Warum soll das Leben denn wertvoll oder wert-voll oder schön sein?
Was beinhalten diese Beschreibungen?
Wer hat das definiert und festgelegt?
Warum soll das für alle Menschen gelten?
Warum soll das Leben erstrebenswert sein?
Und warum reicht es nicht, dass man einfach nur nicht will?

Können diese ganz und gar undepressiven Wunschselbsttöter nicht einfach nur (Achtung, Versuch von Spiritualität!) Reisende sein, die vom Dasein zum Dortsein hoppeln und ihren Weg nach Wohinauchimmer fortsetzen möchten, nachdem sie die Erde mit ihrer aktuellen Gesellschaft kennengelernt haben?
Das würde vermutlich auch erklären, warum sich außerirdisches Leben nicht an unseren Planeten heran traut bzw. sich lieber nicht zu erkennen gibt. Danke, lass mal, diese Gestalten sind ja völlig irre, wir fliegen weiter.
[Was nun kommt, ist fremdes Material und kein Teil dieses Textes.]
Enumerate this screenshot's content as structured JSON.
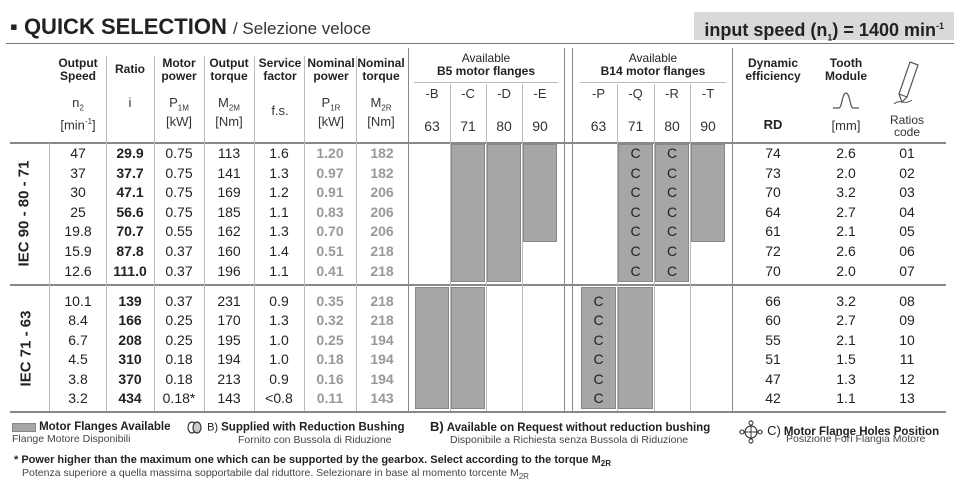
{
  "title": {
    "main": "QUICK SELECTION",
    "sub": "/ Selezione veloce",
    "bullet": "▪",
    "speed_prefix": "input speed (n",
    "speed_sub": "1",
    "speed_suffix": ") = 1400 min",
    "speed_sup": "-1"
  },
  "headers": {
    "output_speed": [
      "Output",
      "Speed"
    ],
    "ratio": "Ratio",
    "motor_power": [
      "Motor",
      "power"
    ],
    "output_torque": [
      "Output",
      "torque"
    ],
    "service_factor": [
      "Service",
      "factor"
    ],
    "nominal_power": [
      "Nominal",
      "power"
    ],
    "nominal_torque": [
      "Nominal",
      "torque"
    ],
    "b5_title": [
      "Available",
      "B5 motor flanges"
    ],
    "b14_title": [
      "Available",
      "B14 motor flanges"
    ],
    "dyn_eff": [
      "Dynamic",
      "efficiency"
    ],
    "tooth_module": [
      "Tooth",
      "Module"
    ],
    "symbols": {
      "n2": "n",
      "n2_sub": "2",
      "n2_unit": "[min",
      "n2_unit_sup": "-1",
      "n2_unit_end": "]",
      "i": "i",
      "p1m": "P",
      "p1m_sub": "1M",
      "p1m_unit": "[kW]",
      "m2m": "M",
      "m2m_sub": "2M",
      "m2m_unit": "[Nm]",
      "fs": "f.s.",
      "p1r": "P",
      "p1r_sub": "1R",
      "p1r_unit": "[kW]",
      "m2r": "M",
      "m2r_sub": "2R",
      "m2r_unit": "[Nm]",
      "rd": "RD",
      "mm": "[mm]",
      "ratios_code": [
        "Ratios",
        "code"
      ]
    },
    "b5_flanges": [
      "-B",
      "-C",
      "-D",
      "-E"
    ],
    "b5_sizes": [
      "63",
      "71",
      "80",
      "90"
    ],
    "b14_flanges": [
      "-P",
      "-Q",
      "-R",
      "-T"
    ],
    "b14_sizes": [
      "63",
      "71",
      "80",
      "90"
    ]
  },
  "groups": [
    {
      "label": "IEC 90 - 80 - 71",
      "rows": [
        {
          "n2": "47",
          "i": "29.9",
          "p1m": "0.75",
          "m2m": "113",
          "fs": "1.6",
          "p1r": "1.20",
          "m2r": "182",
          "rd": "74",
          "mod": "2.6",
          "code": "01"
        },
        {
          "n2": "37",
          "i": "37.7",
          "p1m": "0.75",
          "m2m": "141",
          "fs": "1.3",
          "p1r": "0.97",
          "m2r": "182",
          "rd": "73",
          "mod": "2.0",
          "code": "02"
        },
        {
          "n2": "30",
          "i": "47.1",
          "p1m": "0.75",
          "m2m": "169",
          "fs": "1.2",
          "p1r": "0.91",
          "m2r": "206",
          "rd": "70",
          "mod": "3.2",
          "code": "03"
        },
        {
          "n2": "25",
          "i": "56.6",
          "p1m": "0.75",
          "m2m": "185",
          "fs": "1.1",
          "p1r": "0.83",
          "m2r": "206",
          "rd": "64",
          "mod": "2.7",
          "code": "04"
        },
        {
          "n2": "19.8",
          "i": "70.7",
          "p1m": "0.55",
          "m2m": "162",
          "fs": "1.3",
          "p1r": "0.70",
          "m2r": "206",
          "rd": "61",
          "mod": "2.1",
          "code": "05"
        },
        {
          "n2": "15.9",
          "i": "87.8",
          "p1m": "0.37",
          "m2m": "160",
          "fs": "1.4",
          "p1r": "0.51",
          "m2r": "218",
          "rd": "72",
          "mod": "2.6",
          "code": "06"
        },
        {
          "n2": "12.6",
          "i": "111.0",
          "p1m": "0.37",
          "m2m": "196",
          "fs": "1.1",
          "p1r": "0.41",
          "m2r": "218",
          "rd": "70",
          "mod": "2.0",
          "code": "07"
        }
      ],
      "c_marks": [
        "C",
        "C",
        "C",
        "C",
        "C",
        "C",
        "C",
        "C",
        "C",
        "C",
        "C",
        "C",
        "C",
        "C"
      ]
    },
    {
      "label": "IEC 71 - 63",
      "rows": [
        {
          "n2": "10.1",
          "i": "139",
          "p1m": "0.37",
          "m2m": "231",
          "fs": "0.9",
          "p1r": "0.35",
          "m2r": "218",
          "rd": "66",
          "mod": "3.2",
          "code": "08"
        },
        {
          "n2": "8.4",
          "i": "166",
          "p1m": "0.25",
          "m2m": "170",
          "fs": "1.3",
          "p1r": "0.32",
          "m2r": "218",
          "rd": "60",
          "mod": "2.7",
          "code": "09"
        },
        {
          "n2": "6.7",
          "i": "208",
          "p1m": "0.25",
          "m2m": "195",
          "fs": "1.0",
          "p1r": "0.25",
          "m2r": "194",
          "rd": "55",
          "mod": "2.1",
          "code": "10"
        },
        {
          "n2": "4.5",
          "i": "310",
          "p1m": "0.18",
          "m2m": "194",
          "fs": "1.0",
          "p1r": "0.18",
          "m2r": "194",
          "rd": "51",
          "mod": "1.5",
          "code": "11"
        },
        {
          "n2": "3.8",
          "i": "370",
          "p1m": "0.18",
          "m2m": "213",
          "fs": "0.9",
          "p1r": "0.16",
          "m2r": "194",
          "rd": "47",
          "mod": "1.3",
          "code": "12"
        },
        {
          "n2": "3.2",
          "i": "434",
          "p1m": "0.18*",
          "m2m": "143",
          "fs": "<0.8",
          "p1r": "0.11",
          "m2r": "143",
          "rd": "42",
          "mod": "1.1",
          "code": "13"
        }
      ],
      "c_marks": [
        "C",
        "C",
        "C",
        "C",
        "C",
        "C"
      ]
    }
  ],
  "legend": {
    "item1_title": "Motor Flanges Available",
    "item1_sub": "Flange Motore Disponibili",
    "item2_prefix": "B)",
    "item2_title": "Supplied with Reduction Bushing",
    "item2_sub": "Fornito con Bussola di Riduzione",
    "item3_prefix": "B)",
    "item3_title": "Available on Request without reduction bushing",
    "item3_sub": "Disponibile a Richiesta senza Bussola di Riduzione",
    "item4_prefix": "C)",
    "item4_title": "Motor Flange Holes Position",
    "item4_sub": "Posizione Fori Flangia Motore"
  },
  "footnote": {
    "line1": "* Power higher than the maximum one which can be supported by the gearbox. Select according to the torque M",
    "line1_sub": "2R",
    "line2": "Potenza superiore a quella massima sopportabile dal riduttore. Selezionare in base al momento torcente M",
    "line2_sub": "2R"
  },
  "colors": {
    "available_fill": "#a6a6a6",
    "speed_box_bg": "#d9d9d9",
    "nominal_grey_text": "#999999"
  }
}
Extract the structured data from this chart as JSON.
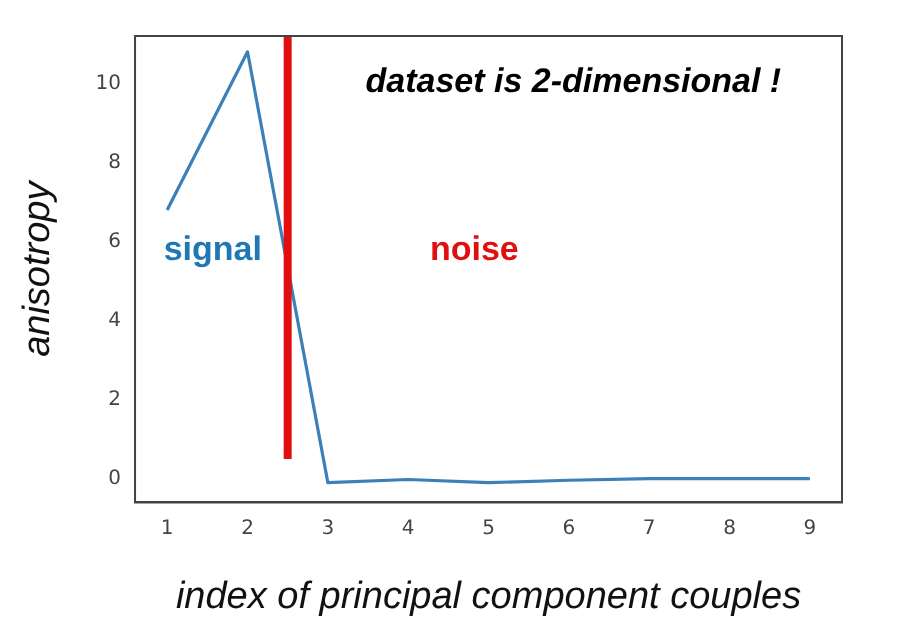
{
  "chart_data": {
    "type": "line",
    "xlabel": "index of principal component couples",
    "ylabel": "anisotropy",
    "x": [
      1,
      2,
      3,
      4,
      5,
      6,
      7,
      8,
      9
    ],
    "series": [
      {
        "color": "#3d80b8",
        "values": [
          6.8,
          10.8,
          -0.1,
          -0.02,
          -0.1,
          -0.04,
          0,
          0,
          0
        ]
      }
    ],
    "xlim": [
      0.6,
      9.4
    ],
    "xticks": [
      1,
      2,
      3,
      4,
      5,
      6,
      7,
      8,
      9
    ],
    "ylim": [
      -0.6,
      11.2
    ],
    "yticks": [
      0,
      2,
      4,
      6,
      8,
      10
    ],
    "ref_lines": [
      {
        "axis": "x",
        "value": 2.5,
        "color": "#e01010"
      }
    ],
    "annotations": [
      "dataset is 2-dimensional !",
      "signal",
      "noise"
    ],
    "grid": false,
    "legend": false,
    "marker": "none",
    "line_style": "solid"
  }
}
Und dann gibt es noch andere Faktoren, die in meinem Kopf umher summen.
Erzählen nicht irgendwelche Supergutmenschen, dass wir unseren Planeten ausbeuten, die Ressourcen keine x Jahre mehr reichen, und das Klima ist ja eh im Arsch, und was kosten all diese Gesundheitsmaßnahmen und wir haben mehr Bezieher als Einzahler von irgendwelchen finanziellen Leistungen, usw. usf.
Genau.
Manchmal gibt es nur Probleme, weil man sich zu heiligmenschlich für Lösungen hält.

Vielleicht haben die Menschen, die gegen Suizid sind, ein Problem mit der Endlichkeit des Lebens und dem Loslassen und nicht die, die gehen wollen.